10.The Valvular Heart Disease-specific Age-adjusted Comorbidity Index (VHD-ACI) score in patients with moderate or severe valvular heart disease.
Mu-Rong XIE ; Bin ZHANG ; Yun-Qing YE ; Zhe LI ; Qing-Rong LIU ; Zhen-Yan ZHAO ; Jun-Xing LV ; De-Jing FENG ; Qing-Hao ZHAO ; Hai-Tong ZHANG ; Zhen-Ya DUAN ; Bin-Cheng WANG ; Shuai GUO ; Yan-Yan ZHAO ; Run-Lin GAO ; Hai-Yan XU ; Yong-Jian WU
Journal of Geriatric Cardiology 2025;22(9):759-774
BACKGROUND:
Based on the China-VHD database, this study sought to develop and validate a Valvular Heart Disease- specific Age-adjusted Comorbidity Index (VHD-ACI) for predicting mortality risk in patients with VHD.
METHODS & RESULTS:
The China-VHD study was a nationwide, multi-centre multi-centre cohort study enrolling 13,917 patients with moderate or severe VHD across 46 medical centres in China between April-June 2018. After excluding cases with missing key variables, 11,459 patients were retained for final analysis. The primary endpoint was 2-year all-cause mortality, with 941 deaths (10.0%) observed during follow-up. The VHD-ACI was derived after identifying 13 independent mortality predictors: cardiomyopathy, myocardial infarction, chronic obstructive pulmonary disease, pulmonary artery hypertension, low body weight, anaemia, hypoalbuminaemia, renal insufficiency, moderate/severe hepatic dysfunction, heart failure, cancer, NYHA functional class and age. The index exhibited good discrimination (AUC, 0.79) and calibration (Brier score, 0.062) in the total cohort, outperforming both EuroSCORE II and ACCI (P < 0.001 for comparison). Internal validation through 100 bootstrap iterations yielded a C statistic of 0.694 (95% CI: 0.665-0.723) for 2-year mortality prediction. VHD-ACI scores, as a continuous variable (VHD-ACI score: adjusted HR (95% CI): 1.263 (1.245-1.282), P < 0.001) or categorized using thresholds determined by the Yoden index (VHD-ACI ≥ 9 vs. < 9, adjusted HR (95% CI): 6.216 (5.378-7.184), P < 0.001), were independently associated with mortality.

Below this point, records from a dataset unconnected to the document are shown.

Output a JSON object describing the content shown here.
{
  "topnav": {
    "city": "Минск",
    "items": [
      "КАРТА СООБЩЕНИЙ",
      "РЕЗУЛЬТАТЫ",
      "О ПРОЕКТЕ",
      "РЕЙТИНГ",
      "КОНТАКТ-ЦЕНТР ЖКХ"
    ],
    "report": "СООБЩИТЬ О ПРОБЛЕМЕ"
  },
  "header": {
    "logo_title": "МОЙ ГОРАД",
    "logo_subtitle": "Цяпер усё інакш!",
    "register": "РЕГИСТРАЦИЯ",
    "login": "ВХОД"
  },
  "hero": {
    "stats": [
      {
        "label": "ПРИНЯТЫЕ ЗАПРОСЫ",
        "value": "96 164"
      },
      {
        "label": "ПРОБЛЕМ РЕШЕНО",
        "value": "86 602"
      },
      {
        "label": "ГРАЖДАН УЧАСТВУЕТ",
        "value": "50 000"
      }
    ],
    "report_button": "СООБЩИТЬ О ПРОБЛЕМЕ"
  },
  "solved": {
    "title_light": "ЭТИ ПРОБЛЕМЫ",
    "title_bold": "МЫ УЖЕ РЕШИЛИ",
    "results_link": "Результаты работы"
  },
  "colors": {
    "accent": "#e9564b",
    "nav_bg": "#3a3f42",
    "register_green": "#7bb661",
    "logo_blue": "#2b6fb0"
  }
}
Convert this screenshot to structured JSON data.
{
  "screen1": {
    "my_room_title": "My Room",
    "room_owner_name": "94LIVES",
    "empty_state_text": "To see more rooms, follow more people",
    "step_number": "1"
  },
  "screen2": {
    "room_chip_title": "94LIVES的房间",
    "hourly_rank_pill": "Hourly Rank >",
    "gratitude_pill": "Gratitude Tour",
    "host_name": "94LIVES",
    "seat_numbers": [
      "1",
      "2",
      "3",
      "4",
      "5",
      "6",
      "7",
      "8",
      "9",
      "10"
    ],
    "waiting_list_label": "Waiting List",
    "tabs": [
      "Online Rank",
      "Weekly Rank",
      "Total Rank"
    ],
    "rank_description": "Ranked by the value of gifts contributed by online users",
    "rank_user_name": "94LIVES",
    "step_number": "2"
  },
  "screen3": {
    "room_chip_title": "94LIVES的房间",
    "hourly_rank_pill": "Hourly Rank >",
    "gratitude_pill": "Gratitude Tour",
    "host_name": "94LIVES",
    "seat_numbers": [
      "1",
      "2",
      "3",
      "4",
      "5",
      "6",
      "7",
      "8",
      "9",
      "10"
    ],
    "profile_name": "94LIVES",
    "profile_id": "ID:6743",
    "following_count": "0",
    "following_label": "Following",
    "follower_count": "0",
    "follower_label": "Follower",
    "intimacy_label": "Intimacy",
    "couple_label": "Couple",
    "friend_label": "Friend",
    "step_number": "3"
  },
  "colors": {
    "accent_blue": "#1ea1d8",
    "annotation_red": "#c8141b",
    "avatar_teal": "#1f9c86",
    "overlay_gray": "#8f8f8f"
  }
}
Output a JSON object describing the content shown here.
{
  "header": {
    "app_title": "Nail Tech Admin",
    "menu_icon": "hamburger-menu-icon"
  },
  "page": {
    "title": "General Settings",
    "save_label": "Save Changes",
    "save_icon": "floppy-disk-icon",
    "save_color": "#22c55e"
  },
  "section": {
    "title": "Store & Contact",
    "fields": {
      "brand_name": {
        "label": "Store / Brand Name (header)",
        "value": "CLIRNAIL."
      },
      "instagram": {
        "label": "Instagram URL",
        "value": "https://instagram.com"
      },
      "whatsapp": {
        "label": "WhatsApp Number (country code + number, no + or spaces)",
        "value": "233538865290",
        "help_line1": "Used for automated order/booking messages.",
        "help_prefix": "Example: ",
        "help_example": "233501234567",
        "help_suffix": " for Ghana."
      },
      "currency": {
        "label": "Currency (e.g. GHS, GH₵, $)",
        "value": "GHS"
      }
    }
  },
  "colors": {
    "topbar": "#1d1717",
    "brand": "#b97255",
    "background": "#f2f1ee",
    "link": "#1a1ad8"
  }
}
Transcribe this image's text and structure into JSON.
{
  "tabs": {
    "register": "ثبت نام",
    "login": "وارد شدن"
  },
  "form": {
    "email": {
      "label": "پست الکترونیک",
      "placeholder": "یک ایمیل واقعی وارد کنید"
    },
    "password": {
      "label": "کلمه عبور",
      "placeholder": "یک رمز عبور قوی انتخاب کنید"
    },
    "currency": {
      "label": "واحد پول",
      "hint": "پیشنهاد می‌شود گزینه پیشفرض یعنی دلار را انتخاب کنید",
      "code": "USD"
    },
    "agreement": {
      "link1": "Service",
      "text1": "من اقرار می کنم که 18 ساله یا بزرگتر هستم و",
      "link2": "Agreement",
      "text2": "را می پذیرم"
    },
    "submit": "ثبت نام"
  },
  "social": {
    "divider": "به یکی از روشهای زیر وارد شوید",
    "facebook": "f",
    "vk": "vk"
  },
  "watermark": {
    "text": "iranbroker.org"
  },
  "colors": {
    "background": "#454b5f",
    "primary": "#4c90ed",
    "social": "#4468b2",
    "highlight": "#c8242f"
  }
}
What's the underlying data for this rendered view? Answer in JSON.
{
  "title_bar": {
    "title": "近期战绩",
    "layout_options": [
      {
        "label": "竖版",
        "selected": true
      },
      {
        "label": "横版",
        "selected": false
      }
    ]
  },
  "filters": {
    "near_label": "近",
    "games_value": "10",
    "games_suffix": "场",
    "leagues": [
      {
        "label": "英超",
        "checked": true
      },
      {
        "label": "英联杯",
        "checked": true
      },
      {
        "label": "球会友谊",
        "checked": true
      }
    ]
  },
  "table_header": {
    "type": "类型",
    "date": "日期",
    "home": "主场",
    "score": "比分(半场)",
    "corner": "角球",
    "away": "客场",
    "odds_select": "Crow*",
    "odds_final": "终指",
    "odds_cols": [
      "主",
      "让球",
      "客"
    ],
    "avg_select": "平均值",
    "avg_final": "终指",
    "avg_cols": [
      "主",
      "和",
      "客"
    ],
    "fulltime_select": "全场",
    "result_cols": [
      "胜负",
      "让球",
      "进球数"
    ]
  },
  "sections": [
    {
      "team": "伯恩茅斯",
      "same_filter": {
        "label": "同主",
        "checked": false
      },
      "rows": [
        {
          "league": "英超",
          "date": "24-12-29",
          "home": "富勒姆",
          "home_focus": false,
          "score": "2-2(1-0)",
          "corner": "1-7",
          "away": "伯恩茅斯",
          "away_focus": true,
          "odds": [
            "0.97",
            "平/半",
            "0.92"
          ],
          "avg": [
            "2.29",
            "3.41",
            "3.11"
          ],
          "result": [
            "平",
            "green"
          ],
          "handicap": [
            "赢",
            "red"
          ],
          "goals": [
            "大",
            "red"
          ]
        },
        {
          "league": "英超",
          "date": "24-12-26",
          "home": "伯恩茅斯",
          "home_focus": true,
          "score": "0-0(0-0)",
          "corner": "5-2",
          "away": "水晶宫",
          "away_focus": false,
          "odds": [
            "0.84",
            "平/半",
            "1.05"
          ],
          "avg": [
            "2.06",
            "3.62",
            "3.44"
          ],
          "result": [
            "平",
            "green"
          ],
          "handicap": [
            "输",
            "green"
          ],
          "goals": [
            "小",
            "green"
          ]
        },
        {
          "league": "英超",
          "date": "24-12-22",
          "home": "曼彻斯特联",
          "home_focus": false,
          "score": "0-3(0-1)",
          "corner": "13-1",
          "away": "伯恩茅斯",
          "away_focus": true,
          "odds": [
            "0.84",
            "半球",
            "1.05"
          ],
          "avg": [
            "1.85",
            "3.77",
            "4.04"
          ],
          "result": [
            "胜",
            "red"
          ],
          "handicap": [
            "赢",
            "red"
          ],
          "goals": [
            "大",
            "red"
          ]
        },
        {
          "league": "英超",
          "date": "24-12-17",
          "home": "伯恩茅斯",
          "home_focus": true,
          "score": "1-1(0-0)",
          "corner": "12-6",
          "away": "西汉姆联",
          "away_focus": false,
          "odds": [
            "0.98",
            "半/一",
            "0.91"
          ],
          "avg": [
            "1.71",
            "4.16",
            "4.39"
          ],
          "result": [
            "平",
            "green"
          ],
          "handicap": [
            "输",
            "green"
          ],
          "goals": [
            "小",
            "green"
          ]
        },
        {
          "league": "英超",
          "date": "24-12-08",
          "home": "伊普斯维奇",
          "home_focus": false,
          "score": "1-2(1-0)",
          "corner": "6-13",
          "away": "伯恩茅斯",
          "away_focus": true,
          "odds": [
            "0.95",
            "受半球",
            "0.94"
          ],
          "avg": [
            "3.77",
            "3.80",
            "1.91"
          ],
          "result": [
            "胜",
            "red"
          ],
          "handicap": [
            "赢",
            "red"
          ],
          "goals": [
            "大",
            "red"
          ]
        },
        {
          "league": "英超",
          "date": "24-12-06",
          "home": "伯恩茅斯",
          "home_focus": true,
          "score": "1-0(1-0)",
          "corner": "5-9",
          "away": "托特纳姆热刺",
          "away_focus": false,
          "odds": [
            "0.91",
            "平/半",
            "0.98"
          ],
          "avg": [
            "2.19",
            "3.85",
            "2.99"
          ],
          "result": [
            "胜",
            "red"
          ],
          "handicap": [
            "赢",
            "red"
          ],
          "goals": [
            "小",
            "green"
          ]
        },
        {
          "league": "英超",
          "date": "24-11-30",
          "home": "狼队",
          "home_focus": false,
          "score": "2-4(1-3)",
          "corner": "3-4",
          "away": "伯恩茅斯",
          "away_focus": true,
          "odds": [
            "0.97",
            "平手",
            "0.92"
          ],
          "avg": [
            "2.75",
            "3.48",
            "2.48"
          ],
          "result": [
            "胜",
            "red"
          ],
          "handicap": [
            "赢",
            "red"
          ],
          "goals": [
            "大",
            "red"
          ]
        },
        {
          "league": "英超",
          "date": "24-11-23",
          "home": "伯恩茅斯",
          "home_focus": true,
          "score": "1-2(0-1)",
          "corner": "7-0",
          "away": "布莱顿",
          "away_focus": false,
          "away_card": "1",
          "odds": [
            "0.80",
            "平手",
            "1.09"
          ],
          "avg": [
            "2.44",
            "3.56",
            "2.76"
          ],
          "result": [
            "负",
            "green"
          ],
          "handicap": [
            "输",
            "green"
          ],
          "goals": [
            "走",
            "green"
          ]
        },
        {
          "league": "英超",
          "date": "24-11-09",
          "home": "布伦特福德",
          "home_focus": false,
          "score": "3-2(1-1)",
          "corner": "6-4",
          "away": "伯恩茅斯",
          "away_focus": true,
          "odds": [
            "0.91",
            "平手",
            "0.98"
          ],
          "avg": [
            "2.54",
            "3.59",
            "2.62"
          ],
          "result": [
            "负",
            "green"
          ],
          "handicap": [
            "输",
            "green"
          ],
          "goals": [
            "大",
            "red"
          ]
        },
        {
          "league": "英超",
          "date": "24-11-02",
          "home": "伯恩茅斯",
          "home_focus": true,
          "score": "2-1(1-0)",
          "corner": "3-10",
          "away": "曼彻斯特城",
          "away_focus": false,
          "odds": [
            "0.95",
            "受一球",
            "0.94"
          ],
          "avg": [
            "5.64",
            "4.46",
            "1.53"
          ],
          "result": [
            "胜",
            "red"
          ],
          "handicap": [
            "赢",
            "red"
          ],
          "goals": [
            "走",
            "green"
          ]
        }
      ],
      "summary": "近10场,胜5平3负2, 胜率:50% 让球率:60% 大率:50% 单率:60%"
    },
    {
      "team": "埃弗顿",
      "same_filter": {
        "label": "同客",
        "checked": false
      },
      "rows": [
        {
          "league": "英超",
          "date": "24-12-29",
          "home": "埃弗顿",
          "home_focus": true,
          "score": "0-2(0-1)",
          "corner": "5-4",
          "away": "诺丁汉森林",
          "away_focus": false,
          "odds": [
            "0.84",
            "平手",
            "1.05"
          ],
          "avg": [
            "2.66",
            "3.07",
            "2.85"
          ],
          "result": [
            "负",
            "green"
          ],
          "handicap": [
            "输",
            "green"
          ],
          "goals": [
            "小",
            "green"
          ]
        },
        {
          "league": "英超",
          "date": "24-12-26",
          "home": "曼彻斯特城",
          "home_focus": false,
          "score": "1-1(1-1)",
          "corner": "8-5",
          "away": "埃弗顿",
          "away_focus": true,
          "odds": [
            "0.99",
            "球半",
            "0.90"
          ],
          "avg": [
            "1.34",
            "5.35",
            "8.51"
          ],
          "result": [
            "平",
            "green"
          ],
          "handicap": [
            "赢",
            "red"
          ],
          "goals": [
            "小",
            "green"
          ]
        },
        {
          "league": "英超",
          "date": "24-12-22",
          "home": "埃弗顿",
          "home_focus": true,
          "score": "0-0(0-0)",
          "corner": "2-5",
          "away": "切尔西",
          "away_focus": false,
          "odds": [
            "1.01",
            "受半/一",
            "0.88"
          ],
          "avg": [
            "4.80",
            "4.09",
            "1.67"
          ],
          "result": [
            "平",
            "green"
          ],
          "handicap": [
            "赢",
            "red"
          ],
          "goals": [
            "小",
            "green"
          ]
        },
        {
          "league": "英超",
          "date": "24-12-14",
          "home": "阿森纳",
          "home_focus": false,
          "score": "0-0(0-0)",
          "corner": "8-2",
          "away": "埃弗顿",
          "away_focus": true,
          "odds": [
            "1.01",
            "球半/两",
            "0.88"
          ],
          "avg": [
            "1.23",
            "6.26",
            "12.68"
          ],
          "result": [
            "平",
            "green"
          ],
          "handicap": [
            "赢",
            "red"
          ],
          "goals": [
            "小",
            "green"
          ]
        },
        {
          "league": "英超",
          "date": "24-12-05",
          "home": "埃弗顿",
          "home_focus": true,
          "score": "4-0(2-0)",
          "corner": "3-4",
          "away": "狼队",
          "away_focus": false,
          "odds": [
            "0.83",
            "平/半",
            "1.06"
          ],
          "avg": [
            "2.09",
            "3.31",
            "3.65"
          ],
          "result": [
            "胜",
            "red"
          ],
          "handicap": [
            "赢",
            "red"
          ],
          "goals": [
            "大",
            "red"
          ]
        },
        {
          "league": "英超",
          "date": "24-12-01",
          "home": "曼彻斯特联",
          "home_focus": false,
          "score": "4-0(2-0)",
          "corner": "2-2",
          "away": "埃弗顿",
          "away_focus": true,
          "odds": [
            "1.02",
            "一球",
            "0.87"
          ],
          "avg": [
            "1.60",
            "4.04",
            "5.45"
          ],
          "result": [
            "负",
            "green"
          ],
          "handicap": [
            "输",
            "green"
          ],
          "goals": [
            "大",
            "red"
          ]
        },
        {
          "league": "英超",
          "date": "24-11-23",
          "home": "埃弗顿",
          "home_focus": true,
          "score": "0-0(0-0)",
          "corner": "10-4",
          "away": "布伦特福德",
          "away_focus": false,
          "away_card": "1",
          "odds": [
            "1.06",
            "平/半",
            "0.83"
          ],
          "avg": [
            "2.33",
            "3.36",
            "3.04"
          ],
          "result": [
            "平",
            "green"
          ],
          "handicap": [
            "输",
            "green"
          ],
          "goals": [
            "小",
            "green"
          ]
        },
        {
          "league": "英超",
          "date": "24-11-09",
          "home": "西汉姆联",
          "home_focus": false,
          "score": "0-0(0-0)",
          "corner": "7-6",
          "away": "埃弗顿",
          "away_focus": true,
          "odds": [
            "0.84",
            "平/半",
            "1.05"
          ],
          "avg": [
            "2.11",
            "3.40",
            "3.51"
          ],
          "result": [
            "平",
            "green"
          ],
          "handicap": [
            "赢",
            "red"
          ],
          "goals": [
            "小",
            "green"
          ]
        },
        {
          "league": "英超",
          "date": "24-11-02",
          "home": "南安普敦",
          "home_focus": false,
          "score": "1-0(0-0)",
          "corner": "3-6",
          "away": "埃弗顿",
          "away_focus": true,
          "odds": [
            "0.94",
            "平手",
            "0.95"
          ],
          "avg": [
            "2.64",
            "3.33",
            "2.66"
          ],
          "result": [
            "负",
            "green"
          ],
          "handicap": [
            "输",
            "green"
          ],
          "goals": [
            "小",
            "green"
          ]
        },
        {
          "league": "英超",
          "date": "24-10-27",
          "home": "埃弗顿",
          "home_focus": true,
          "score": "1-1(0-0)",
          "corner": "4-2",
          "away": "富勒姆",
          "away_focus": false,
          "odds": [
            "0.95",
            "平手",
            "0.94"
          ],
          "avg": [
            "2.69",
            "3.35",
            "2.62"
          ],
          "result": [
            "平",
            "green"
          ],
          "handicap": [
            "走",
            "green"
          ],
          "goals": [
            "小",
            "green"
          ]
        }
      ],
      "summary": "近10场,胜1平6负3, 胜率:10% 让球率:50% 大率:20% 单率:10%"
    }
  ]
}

The prognostic performance remained consistent across all VHD subtypes (aortic stenosis, aortic regurgitation, mitral stenosis, mitral regurgitation, tricuspid valve disease, mixed aortic/mitral valve disease and multiple VHD), and clinical subgroups stratified by therapeutic strategy, LVEF status (preserved vs. reduced), disease severity and etiology.
CONCLUSION
The VHD-ACI is a simple 13-comorbidity algorithm for the prediction of mortality in VHD patients and providing a simple and rapid tool for risk stratification.